Question

How far away from the surface of the earth does the acceleration due to gravity become\[4\;\% \] of its value on the surface of earth? \[\left[ {{R_e} = 6400\;{\rm{km}}} \right]\]
Hint: \[{g_1} = g{\left[ {\dfrac{R}{{R + h}}} \right]^2}\]

Answer 1

Hint: The above problem can be resolved by applying the mathematical formula for the variation of gravitational acceleration when an object is taken to a certain height from the surface of the earth. Moreover, as it is given that the value of gravitational acceleration will become 4% of the value on the surface. Then the further solution is achieved by substituting the values of variables in the mathematical formula.
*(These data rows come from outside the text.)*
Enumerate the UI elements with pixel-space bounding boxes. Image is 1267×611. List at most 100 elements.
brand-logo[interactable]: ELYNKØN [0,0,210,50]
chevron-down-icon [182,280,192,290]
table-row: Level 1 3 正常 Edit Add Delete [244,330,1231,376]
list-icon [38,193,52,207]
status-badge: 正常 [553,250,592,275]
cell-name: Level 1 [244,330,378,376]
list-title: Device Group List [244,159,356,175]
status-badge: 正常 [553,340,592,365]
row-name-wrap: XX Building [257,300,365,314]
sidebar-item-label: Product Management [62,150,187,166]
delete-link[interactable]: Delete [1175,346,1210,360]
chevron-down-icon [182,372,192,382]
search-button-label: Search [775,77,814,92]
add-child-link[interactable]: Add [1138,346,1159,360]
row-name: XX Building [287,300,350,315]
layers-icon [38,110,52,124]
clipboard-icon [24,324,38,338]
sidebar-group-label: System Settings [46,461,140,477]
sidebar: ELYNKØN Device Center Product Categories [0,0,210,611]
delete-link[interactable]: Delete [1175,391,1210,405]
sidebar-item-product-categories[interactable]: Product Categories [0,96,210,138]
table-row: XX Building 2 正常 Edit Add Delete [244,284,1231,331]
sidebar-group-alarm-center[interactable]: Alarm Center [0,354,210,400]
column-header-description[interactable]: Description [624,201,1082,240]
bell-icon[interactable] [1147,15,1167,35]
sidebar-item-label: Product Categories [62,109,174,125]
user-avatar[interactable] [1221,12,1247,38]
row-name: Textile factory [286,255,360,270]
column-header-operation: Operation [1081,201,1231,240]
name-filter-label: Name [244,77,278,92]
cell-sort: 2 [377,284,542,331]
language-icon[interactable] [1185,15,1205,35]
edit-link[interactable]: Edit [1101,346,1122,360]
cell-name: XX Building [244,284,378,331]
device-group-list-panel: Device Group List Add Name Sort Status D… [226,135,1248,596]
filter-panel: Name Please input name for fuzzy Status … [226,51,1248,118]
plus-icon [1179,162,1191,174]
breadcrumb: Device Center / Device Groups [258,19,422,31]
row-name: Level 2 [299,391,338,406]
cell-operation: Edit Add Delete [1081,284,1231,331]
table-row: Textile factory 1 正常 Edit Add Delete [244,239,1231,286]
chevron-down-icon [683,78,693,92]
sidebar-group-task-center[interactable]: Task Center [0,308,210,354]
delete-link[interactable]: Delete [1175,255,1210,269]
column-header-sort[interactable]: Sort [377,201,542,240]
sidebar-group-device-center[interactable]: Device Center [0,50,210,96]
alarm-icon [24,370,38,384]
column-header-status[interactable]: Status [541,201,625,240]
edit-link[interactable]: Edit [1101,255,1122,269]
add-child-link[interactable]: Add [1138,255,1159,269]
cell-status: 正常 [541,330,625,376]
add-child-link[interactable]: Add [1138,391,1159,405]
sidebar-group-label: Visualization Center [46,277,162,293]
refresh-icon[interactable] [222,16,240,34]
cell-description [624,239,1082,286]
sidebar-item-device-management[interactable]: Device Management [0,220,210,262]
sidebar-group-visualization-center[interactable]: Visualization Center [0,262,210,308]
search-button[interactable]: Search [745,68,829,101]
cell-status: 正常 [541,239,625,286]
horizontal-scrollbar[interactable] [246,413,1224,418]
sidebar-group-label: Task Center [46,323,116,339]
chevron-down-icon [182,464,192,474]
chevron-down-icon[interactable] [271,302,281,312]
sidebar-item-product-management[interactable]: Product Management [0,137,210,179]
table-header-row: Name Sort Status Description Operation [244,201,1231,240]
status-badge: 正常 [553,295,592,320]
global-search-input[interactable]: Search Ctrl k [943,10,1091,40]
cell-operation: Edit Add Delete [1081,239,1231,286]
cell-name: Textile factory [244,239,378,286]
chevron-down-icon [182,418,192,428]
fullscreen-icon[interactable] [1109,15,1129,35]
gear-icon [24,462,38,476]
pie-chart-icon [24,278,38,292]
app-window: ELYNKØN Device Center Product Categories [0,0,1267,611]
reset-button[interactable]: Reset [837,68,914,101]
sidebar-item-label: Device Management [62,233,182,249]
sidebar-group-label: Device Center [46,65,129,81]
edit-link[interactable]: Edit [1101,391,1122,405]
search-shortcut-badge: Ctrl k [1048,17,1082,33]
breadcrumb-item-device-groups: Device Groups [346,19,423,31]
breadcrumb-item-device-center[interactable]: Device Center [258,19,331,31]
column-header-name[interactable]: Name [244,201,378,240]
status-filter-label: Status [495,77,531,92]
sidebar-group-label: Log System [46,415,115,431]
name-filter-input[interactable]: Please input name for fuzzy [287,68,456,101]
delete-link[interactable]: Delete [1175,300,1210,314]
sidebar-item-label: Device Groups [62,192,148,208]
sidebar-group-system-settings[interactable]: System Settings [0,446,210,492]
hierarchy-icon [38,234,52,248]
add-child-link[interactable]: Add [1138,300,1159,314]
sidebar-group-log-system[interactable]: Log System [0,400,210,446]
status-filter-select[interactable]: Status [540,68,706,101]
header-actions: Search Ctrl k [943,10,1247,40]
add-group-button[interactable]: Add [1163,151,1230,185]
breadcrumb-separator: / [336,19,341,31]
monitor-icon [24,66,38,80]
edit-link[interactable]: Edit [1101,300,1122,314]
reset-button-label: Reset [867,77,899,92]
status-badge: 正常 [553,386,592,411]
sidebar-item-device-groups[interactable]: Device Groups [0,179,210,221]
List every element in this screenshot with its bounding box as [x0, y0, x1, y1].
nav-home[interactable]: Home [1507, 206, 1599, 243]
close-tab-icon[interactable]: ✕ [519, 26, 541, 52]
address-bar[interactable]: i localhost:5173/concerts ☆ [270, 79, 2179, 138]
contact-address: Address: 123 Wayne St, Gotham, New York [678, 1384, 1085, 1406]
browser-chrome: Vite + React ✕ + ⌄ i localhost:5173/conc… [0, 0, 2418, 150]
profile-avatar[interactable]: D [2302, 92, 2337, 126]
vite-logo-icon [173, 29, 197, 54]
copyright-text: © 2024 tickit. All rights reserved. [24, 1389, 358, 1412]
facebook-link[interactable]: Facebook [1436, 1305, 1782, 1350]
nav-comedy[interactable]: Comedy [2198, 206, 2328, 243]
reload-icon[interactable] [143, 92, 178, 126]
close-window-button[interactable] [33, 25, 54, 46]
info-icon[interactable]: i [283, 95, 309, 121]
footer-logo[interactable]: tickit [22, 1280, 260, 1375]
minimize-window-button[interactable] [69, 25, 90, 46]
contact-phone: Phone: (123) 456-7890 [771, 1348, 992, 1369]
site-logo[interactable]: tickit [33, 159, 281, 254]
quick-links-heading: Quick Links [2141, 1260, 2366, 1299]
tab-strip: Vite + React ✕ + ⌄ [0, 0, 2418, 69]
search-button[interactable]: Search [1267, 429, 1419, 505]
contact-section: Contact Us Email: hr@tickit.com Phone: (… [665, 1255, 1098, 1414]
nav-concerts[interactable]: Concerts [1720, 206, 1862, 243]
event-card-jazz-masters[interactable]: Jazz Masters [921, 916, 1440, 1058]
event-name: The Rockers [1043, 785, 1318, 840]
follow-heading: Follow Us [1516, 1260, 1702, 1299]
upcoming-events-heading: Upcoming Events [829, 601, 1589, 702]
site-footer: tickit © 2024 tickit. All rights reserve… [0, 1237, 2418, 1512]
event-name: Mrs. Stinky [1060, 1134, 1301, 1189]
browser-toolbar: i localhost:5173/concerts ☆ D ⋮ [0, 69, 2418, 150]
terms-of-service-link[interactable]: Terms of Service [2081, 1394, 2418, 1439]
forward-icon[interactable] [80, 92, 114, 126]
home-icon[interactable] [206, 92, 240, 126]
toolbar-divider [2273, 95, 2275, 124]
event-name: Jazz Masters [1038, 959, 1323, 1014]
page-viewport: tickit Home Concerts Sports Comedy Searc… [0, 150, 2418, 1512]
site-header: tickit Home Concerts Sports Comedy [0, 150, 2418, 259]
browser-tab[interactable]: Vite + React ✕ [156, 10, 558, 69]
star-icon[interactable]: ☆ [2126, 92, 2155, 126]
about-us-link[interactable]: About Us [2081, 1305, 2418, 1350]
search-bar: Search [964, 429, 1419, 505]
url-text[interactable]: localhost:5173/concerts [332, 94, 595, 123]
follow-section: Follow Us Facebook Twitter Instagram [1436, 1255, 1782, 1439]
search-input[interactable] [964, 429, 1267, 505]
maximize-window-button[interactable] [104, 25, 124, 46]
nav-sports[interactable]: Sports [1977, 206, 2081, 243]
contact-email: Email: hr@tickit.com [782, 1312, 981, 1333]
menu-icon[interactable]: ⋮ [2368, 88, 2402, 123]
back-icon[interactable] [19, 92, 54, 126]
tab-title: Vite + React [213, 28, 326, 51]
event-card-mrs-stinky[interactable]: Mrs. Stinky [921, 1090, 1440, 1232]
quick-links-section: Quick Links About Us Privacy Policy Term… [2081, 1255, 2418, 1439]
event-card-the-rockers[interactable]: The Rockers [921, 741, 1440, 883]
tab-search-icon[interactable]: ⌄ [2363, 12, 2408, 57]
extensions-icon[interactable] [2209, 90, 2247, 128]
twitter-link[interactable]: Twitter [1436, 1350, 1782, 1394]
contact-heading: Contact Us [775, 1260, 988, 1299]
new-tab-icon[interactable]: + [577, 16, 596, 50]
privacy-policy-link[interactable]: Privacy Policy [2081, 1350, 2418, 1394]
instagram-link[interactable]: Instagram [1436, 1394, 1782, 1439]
Complete step by step answer:
The Acceleration due to gravity at height h is given as,
\[{g_1} = g{\left( {\dfrac{{{R_e}}}{{{R_e} + h}}} \right)^2}..............................\left( 1 \right)\]
Here, \[g\] is the gravitational acceleration on the surface of earth and \[{R_e}\] is the radius of earth.
 As the gravitational acceleration is 4 % of the value on the surface of the earth. Then the value is given as,
\[{g_1} = \dfrac{{4g}}{{100}}\]
Substituting the value in equation 1 as,
\[\begin{array}{l}
{g_1} = g{\left( {\dfrac{{{R_e}}}{{{R_e} + h}}} \right)^2}\\
\left( {\dfrac{{4g}}{{100}}} \right) = g{\left( {\dfrac{{{R_e}}}{{{R_e} + h}}} \right)^2}\\
0.04 = {\left( {\dfrac{{{R_e}}}{{{R_e} + h}}} \right)^2}\\
0.2 = \dfrac{{{R_e}}}{{{R_e} + h}}
\end{array}\]
 Further solving the above equation as,
\[\begin{array}{l}
0.2 = \dfrac{{{R_e}}}{{{R_e} + h}}\\
0.2h = 0.8{R_e}\\
h = 4 \times \left( {6400\;{\rm{km}}} \right)\\
h = 25,600\;{\rm{km}}
\end{array}\]
Therefore, the value of gravitational acceleration will become 4 % at a distance of 25,600 km from the earth surface.

Note:
In order to resolve the given problem, try to remember the concept of variation of the gravitational acceleration with the height above the surface of the earth. Moreover, it is to be remembered that the magnitude of gravitational acceleration is different for the different places on the earth. The impact of gravitational force and gravity is necessary to take into consideration in order to achieve the desired result for any given set of conditions.